『街場の芸術論』内田樹2021-06-21

2021-06-21 當山日出夫(とうやまひでお)

街場の芸術論

内田樹.『街場の芸術論』.青幻舎.2021
http://www.seigensha.com/newbook/2021/04/05113253

内田樹の本は、なるべく読むようにしている。はっきりいって、読んでつまらないと思う本も中にはあるのだが……そのような本については、ここで言及することもしない……が、なかには、これはいいと思わせる本もある。この『街場の芸術論』は、いいと思った本の方にはいる。

「芸術論」となっているが、例によって、内田樹の本の多くがそうであるように、既存の文章の寄せ集めである。

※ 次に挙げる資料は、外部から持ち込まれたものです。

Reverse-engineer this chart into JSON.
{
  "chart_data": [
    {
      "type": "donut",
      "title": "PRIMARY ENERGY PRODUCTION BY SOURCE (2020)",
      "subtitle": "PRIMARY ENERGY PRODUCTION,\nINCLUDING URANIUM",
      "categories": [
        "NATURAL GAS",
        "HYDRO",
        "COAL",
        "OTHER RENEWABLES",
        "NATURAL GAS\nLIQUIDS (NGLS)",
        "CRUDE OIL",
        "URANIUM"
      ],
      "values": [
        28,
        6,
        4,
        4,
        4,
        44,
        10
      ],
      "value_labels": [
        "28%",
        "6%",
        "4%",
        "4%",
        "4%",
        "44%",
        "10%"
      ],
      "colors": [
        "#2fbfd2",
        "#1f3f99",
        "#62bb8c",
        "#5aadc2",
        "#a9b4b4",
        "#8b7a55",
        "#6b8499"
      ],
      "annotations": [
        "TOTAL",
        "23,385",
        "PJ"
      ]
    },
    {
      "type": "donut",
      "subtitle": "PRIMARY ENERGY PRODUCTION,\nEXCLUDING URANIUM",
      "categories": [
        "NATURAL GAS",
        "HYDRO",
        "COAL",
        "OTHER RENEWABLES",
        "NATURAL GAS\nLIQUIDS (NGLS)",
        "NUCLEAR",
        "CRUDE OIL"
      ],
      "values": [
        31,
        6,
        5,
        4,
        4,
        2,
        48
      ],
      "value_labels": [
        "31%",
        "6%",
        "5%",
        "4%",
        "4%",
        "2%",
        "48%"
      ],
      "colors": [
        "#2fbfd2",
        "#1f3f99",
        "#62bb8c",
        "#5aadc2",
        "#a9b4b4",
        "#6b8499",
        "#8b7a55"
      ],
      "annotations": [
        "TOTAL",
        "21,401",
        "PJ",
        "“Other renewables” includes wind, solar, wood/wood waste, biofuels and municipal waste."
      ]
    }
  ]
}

最初にやや硬質な議論がある。表現の自由、言論の自由についての考察である。

それにつづいて、三島由紀夫論になり、小津安二郎論になり、宮崎駿論になり、村上春樹論になる。これらの論考、寄せ集めの文章とはいえ、読んでなかなか面白い。なるほどと感じるところがある。

内田樹という人は、「思想家」になってしまってしまったが、本を書き始めたころは、文芸評論家、あるいは、フランス現代思想研究者、という立場であった。私としては、「思想家」としてはどうかと思うところがいくつかあるのだが、しかし、文芸評論家という面においては、すぐれた着想の持ち主であることがわかる。

この本の終わりには、平田オリザとの対談があるが、これも興味深い。COVID-19のもとにおける現況をかんがみて、今後の日本の文化政策はどうあるべきか、考えるとことがある。ただ、対談の時期からみてどうかと思うことは、結局、豊岡市は演劇の街であることを、否定する道を選択したということがある。このことについても、どこかで言及しておくべきではなかったかと思われるが、どうであろうか。